Pourquoi la Bourse reste calme

par Gilles Bridier |  publié le 17/12/2024

La dissolution de l’Assemblée et la dégradation de la note de la France par l’agence Moody’s ont affecté les marchés. Mais le versement d’énormes dividendes les a rassurés.

Trader dans une salle de marché. Photo illustration. (Photo Bodo Marks / DPA Picture-Alliance via AFP)

La Bourse est-elle hors sol? Barnier, viré. Et alors? Le 5 décembre, jour où l’ex-Premier ministre a remis sa démission au chef de l’Etat, le CAC 40, principal indice de la Bourse de Paris, s’est même offert une petite progression. Comme si le saut dans l’inconnu souligné par tous les observateurs politiques, ne concernait pas les entreprises cotées en bourse. Presque vexant, pour Michel Barnier ! Pourtant, ne dit-on pas que les marchés financiers détestent l’incertitude?

Précisément. La dégradation de la note souveraine de la France par l’agence de notation Moody’s, juste après la nomination à Matignon de Français Bayrou, a eu plus d’incidence sur le CAC 40, qui s’est légèrement replié.

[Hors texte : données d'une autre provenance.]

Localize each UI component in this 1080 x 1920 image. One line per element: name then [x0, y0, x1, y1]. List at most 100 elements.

En réalité, la dégringolade de l’indice remonte au 9 juin, à l’annonce de la dissolution de l’Assemblée nationale par Emmanuel Macron. Puis, après deux mois de glissement, les cours remontèrent… pour redescendre à leur plancher fin novembre, sous l‘effet des marchandages autour du projet de loi de finances 2025. Mais dès qu’il fut acquis que Michel Barnier n’échapperait pas à la censure, quelques jours avant que le couperet ne tombe, l’indice s’est légèrement redressé. Comme si la chute du gouvernement devenait un quasi non-évènement. « La censure était déjà dans les cours », résume un observateur. Mais l’incertitude demeure sur les options économiques qui seront définies par le gouvernement Bayrou en cours de constitution.

Record de dividendes

Les marchés financiers ne réagissent pas comme les partis politiques. Les entreprises qui composent le CAC 40 réalisent plus des trois quarts de leur chiffre d’affaires hors de France. Une crise politique qui débouche sur une crise économique crée forcément des tensions, mais les opérateurs s’intéressent tout autant à l’économie des pays où ces entreprises dégagent le plus de bénéfices. Car de ces résultats dépendront les dividendes.

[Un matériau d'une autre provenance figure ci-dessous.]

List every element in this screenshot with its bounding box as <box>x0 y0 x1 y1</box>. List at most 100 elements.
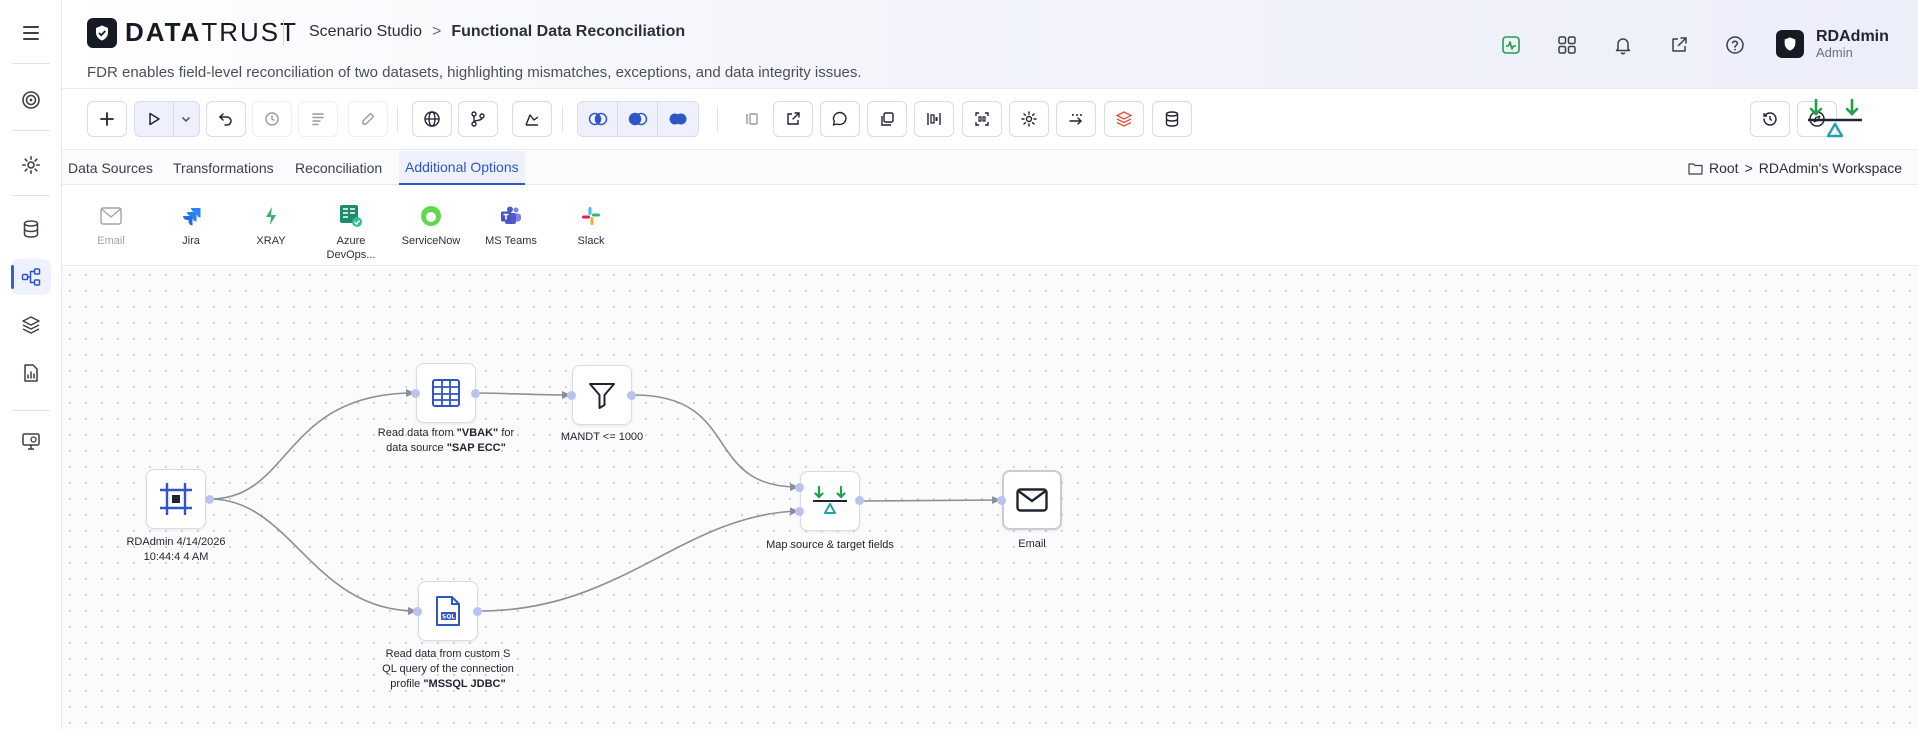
tab-data-sources[interactable]: Data Sources <box>62 151 159 185</box>
workspace-separator: > <box>1744 160 1753 176</box>
document-list-button[interactable] <box>298 101 338 137</box>
copy-button[interactable] <box>867 101 907 137</box>
export-button[interactable] <box>773 101 813 137</box>
user-role: Admin <box>1816 45 1853 60</box>
run-split-button <box>134 101 200 137</box>
comment-button[interactable] <box>820 101 860 137</box>
integration-slack[interactable]: Slack <box>553 204 629 248</box>
filter-input-port[interactable] <box>567 391 576 400</box>
email-input-port[interactable] <box>997 496 1006 505</box>
workspace-name: RDAdmin's Workspace <box>1758 160 1902 176</box>
integration-jira[interactable]: Jira <box>153 204 229 248</box>
sap-output-port[interactable] <box>471 389 480 398</box>
sap-input-port[interactable] <box>411 389 420 398</box>
rail-divider <box>12 410 50 411</box>
rail-divider <box>12 195 50 196</box>
join-left-icon[interactable] <box>578 102 618 136</box>
shield-logo-icon <box>87 17 117 48</box>
toolbar-divider <box>562 106 563 132</box>
apps-grid-icon[interactable] <box>1550 30 1584 60</box>
workspace-root: Root <box>1709 160 1739 176</box>
sql-source-node[interactable]: SQL <box>418 581 478 641</box>
integration-azure-devops[interactable]: Azure DevOps... <box>313 204 389 262</box>
filter-node[interactable] <box>572 365 632 425</box>
workspace-breadcrumb[interactable]: Root > RDAdmin's Workspace <box>1688 160 1902 176</box>
scan-button[interactable] <box>962 101 1002 137</box>
filter-funnel-icon <box>589 383 615 409</box>
mail-icon <box>1016 488 1048 512</box>
help-icon[interactable] <box>1718 30 1752 60</box>
filter-output-port[interactable] <box>627 391 636 400</box>
sql-output-port[interactable] <box>473 607 482 616</box>
sql-file-icon: SQL <box>436 596 460 626</box>
rail-monitor-icon[interactable] <box>11 423 51 459</box>
tab-transformations[interactable]: Transformations <box>167 151 280 185</box>
restore-button[interactable] <box>1750 101 1790 137</box>
integration-email[interactable]: Email <box>73 204 149 248</box>
bell-icon[interactable] <box>1606 30 1640 60</box>
history-button[interactable] <box>252 101 292 137</box>
start-output-port[interactable] <box>205 495 214 504</box>
run-button[interactable] <box>135 102 174 136</box>
azure-devops-icon <box>339 204 363 228</box>
join-full-icon[interactable] <box>658 102 698 136</box>
integration-servicenow[interactable]: ServiceNow <box>393 204 469 248</box>
panel-left-button[interactable] <box>732 101 772 137</box>
globe-button[interactable] <box>412 101 452 137</box>
toolbar-divider <box>717 106 718 132</box>
reconcile-input-port-source[interactable] <box>795 483 804 492</box>
user-name: RDAdmin <box>1816 28 1889 45</box>
rail-report-icon[interactable] <box>11 355 51 391</box>
balance-scale-icon <box>813 485 847 514</box>
sap-source-node[interactable] <box>416 363 476 423</box>
reconcile-node-label: Map source & target fields <box>766 539 894 551</box>
activity-icon[interactable] <box>1494 30 1528 60</box>
start-frame-icon <box>160 483 192 515</box>
breadcrumb-parent[interactable]: Scenario Studio <box>309 23 422 41</box>
email-node[interactable] <box>1002 470 1062 530</box>
reconcile-input-port-target[interactable] <box>795 507 804 516</box>
gear-settings-button[interactable] <box>1009 101 1049 137</box>
slack-icon <box>579 204 603 228</box>
chart-transform-button[interactable] <box>512 101 552 137</box>
rail-settings-icon[interactable] <box>11 147 51 183</box>
tab-additional-options[interactable]: Additional Options <box>399 151 525 185</box>
rail-target-icon[interactable] <box>11 82 51 118</box>
header-divider <box>283 20 284 46</box>
mail-icon <box>99 204 123 228</box>
page-title: Functional Data Reconciliation <box>451 23 686 40</box>
rail-database-icon[interactable] <box>11 211 51 247</box>
brand-logo[interactable]: DATATRUST <box>87 17 298 48</box>
transform-arrow-button[interactable] <box>1056 101 1096 137</box>
integration-xray[interactable]: XRAY <box>233 204 309 248</box>
reconcile-output-port[interactable] <box>855 496 864 505</box>
database-button[interactable] <box>1152 101 1192 137</box>
add-button[interactable] <box>87 101 127 137</box>
join-inner-icon[interactable] <box>618 102 658 136</box>
external-link-icon[interactable] <box>1662 30 1696 60</box>
branch-button[interactable] <box>458 101 498 137</box>
page-subtitle: FDR enables field-level reconciliation o… <box>87 64 862 81</box>
undo-button[interactable] <box>206 101 246 137</box>
reconcile-node[interactable] <box>800 471 860 531</box>
reconciliation-balance-icon[interactable] <box>1806 98 1864 142</box>
rail-divider <box>12 130 50 131</box>
tab-reconciliation[interactable]: Reconciliation <box>289 151 388 185</box>
breadcrumb: Scenario Studio > Functional Data Reconc… <box>309 23 685 41</box>
databricks-button[interactable] <box>1104 101 1144 137</box>
start-node[interactable] <box>146 469 206 529</box>
breadcrumb-separator: > <box>431 23 442 40</box>
edit-button[interactable] <box>348 101 388 137</box>
user-menu[interactable]: RDAdmin Admin <box>1776 28 1889 60</box>
sql-input-port[interactable] <box>413 607 422 616</box>
align-button[interactable] <box>914 101 954 137</box>
rail-layers-icon[interactable] <box>11 307 51 343</box>
run-options-chevron-down-icon[interactable] <box>173 102 199 136</box>
filter-node-label: MANDT <= 1000 <box>560 431 644 443</box>
rail-workflow-icon[interactable] <box>11 259 51 295</box>
rail-divider <box>12 63 50 64</box>
integrations-panel: Email Jira XRAY Azure DevOps... ServiceN… <box>62 186 1918 266</box>
integration-ms-teams[interactable]: MS Teams <box>473 204 549 248</box>
hamburger-menu-icon[interactable] <box>19 22 43 46</box>
workflow-canvas[interactable]: RDAdmin 4/14/2026 10:44:4 4 AM Read data… <box>62 267 1918 729</box>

Or, les acteurs du CAC 40 n’ont jamais aussi bien servi leurs actionnaires ! Après les 67 milliards d’euros de dividendes distribués au titre de l’exercice 2022, 73 milliards ont été versés cette année au titre des résultats 2023. Un record ! En plus, il convient d’ajouter les rachats d’actions, qui consistent à gratifier les actionnaires tout en poussant le cours de l’action : l’an dernier, ces rachats ont représenté 30 milliards d’euros, en sus des dividendes. Dans ces conditions, les marchés considèrent avec une certaine retenue les psychodrames qui agitent la vie politique en France… au moins aussi longtemps que la fiscalité sur les dividendes n’est pas relevée.

Pour autant, la Bourse n’est pas complètement hors sol. Certes, l’exposition des groupes cotés aux marchés étrangers l’immunise en partie contre les aléas de la seule économie française. Mais alors que l’indice Dow Jones américain a gagné 40% en un an, boosté par des gains de productivité outre-Atlantique, le CAC 40 est retombé au même niveau en décembre qu’un an plus tôt… alors qu’il gagnait 11% à la mi-mai. Le manque de visibilité et de performances de l’économie française a rendu les marchés frileux, ce que traduit la stagnation des cours sur douze mois. Et l’attente se porte maintenant sur les décisions qui seront prises par le futur gouvernement Bayrou. Dans l’expectative, la circonspection prévaut.